HalkbilimiEfsaneler

Çobanın İbadeti Efsanesi

Vaktiyle bir çoban varmış; her sabah erkenden sürüsünü önüne katar, akşamlara kadar o dağ senin bu tepe benim demeden durmadan hayvanları otlatırmış. Onları otun en iyi olduğu ovalara götürür, suyun en içimlisine indirirmiş. Sürüsündeki her bir koyun birer dana kadar büyümüş, gelişmiş.

Bu çoban aynı zamanda son derece iman ve itikât sahibi bir kimseymiş. Allah’ın birliğine inanır, fakat nasıl ibadet edeceğini, O’na nasıl kulluk edeceğini bilmezmiş. Daha doğrusu dağların başında kimse ona bunları öğretememiş.

Sonunda çoban düşünceye dalar. Ona göre en kıymetli şey nedir: Yağ, süt, yoğurt, vs. Ve başlamış Allah’a dua etmeye, ibadet etmeye:

Aman Allah’ım geliver, südümü, yoğurdumu yiyiver. dermiş.

O hergün böylece ibadet eder dururmuş. Bir gün büyük bir velînin yolu bu çobanın bulunduğu taraflara düşer. Velî çobanı görünce onun ibadet şekline şaşar.
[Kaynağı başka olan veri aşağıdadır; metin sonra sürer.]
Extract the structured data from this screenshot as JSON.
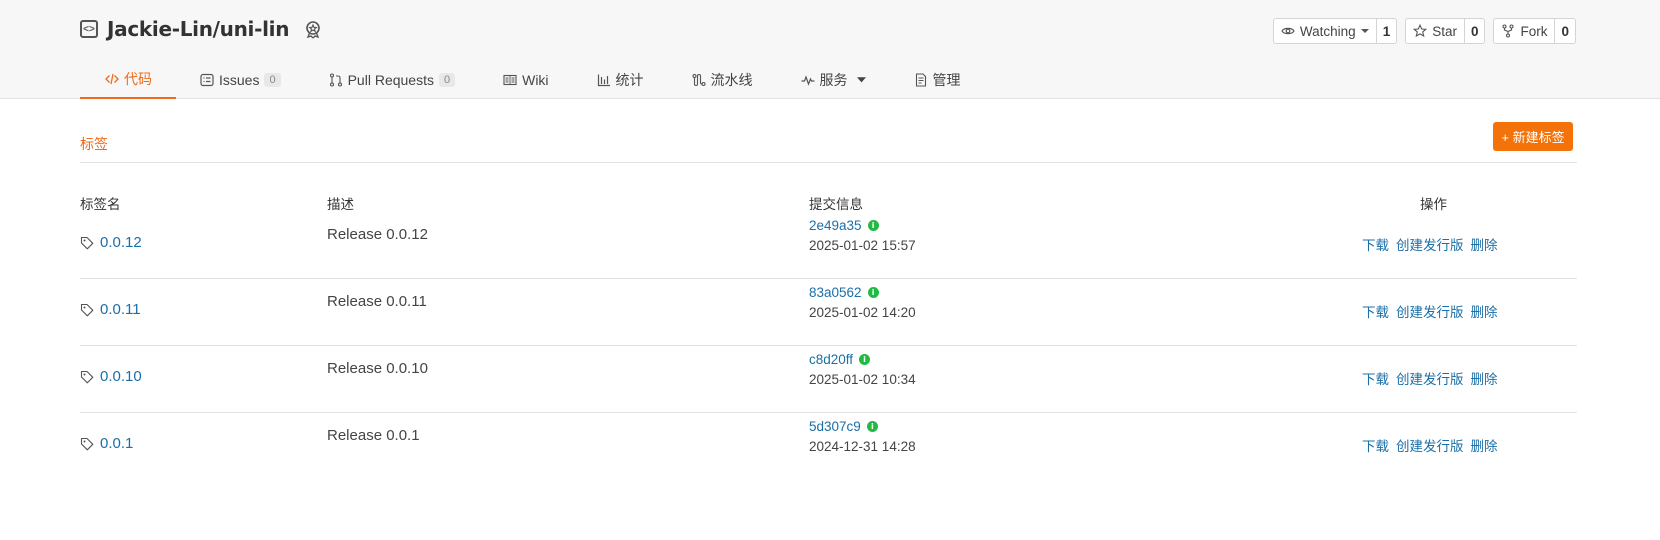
{
  "repo": {
    "name": "Jackie-Lin/uni-lin"
  },
  "actions": {
    "watch": {
      "label": "Watching",
      "count": "1"
    },
    "star": {
      "label": "Star",
      "count": "0"
    },
    "fork": {
      "label": "Fork",
      "count": "0"
    }
  },
  "tabs": [
    {
      "label": "代码"
    },
    {
      "label": "Issues",
      "count": "0"
    },
    {
      "label": "Pull Requests",
      "count": "0"
    },
    {
      "label": "Wiki"
    },
    {
      "label": "统计"
    },
    {
      "label": "流水线"
    },
    {
      "label": "服务"
    },
    {
      "label": "管理"
    }
  ],
  "section": {
    "title": "标签",
    "new_button": "+ 新建标签"
  },
  "columns": {
    "name": "标签名",
    "desc": "描述",
    "commit": "提交信息",
    "ops": "操作"
  },
  "tags": [
    {
      "name": "0.0.12",
      "desc": "Release 0.0.12",
      "hash": "2e49a35",
      "time": "2025-01-02 15:57"
    },
    {
      "name": "0.0.11",
      "desc": "Release 0.0.11",
      "hash": "83a0562",
      "time": "2025-01-02 14:20"
    },
    {
      "name": "0.0.10",
      "desc": "Release 0.0.10",
      "hash": "c8d20ff",
      "time": "2025-01-02 10:34"
    },
    {
      "name": "0.0.1",
      "desc": "Release 0.0.1",
      "hash": "5d307c9",
      "time": "2024-12-31 14:28"
    }
  ],
  "ops": {
    "download": "下载",
    "create_release": "创建发行版",
    "delete": "删除"
  },
  "colors": {
    "accent": "#f06a1b",
    "link": "#1b6fa8",
    "verified": "#21ba45"
  }
}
Onu bir müddet seyrettikten sonra sorar:
«Ne yapıyorsun?»
«Allah’a ibadet ediyorum.»

Bunun üzerine veli, çobana, nasıl ibadet edileceğini öğretmeye başlar. Bir müddet bu işle meşgul olan velî, daha sonra gideceği yere yetişmek üzere oradan ayrılır. Çoban da öğrendiği yeni bilgileri tatbik etmeye başlar.
Velî biraz gittikten sonra arkasından bîr sesin kendisini çağırdığını anlar. Döner bakar ki az evvel bir şeyler öğrettiği çoban kendisine işaret etmekte ve bîr şeyler sormaktadır:

Bir yeri unuttum, biı daha anlatı ver.

Veli bakar ki, az evvel kendisinin dizlerine kadar girerek geçtiği gölden çoban adeta yürüyerek geçmektedir; topuklarına kadar suya ya girmiştir, veya girmemiştir. Onun ibadet etmedeki samimiyetini ve ayakları suya girmeden gölden geçişini birlikte düşünen velî, çobana şu cevabı verir:

Sen yine bildiğin gibi ibadet, bildiğin gibi dua et Allah’a hepsi kabul olunur.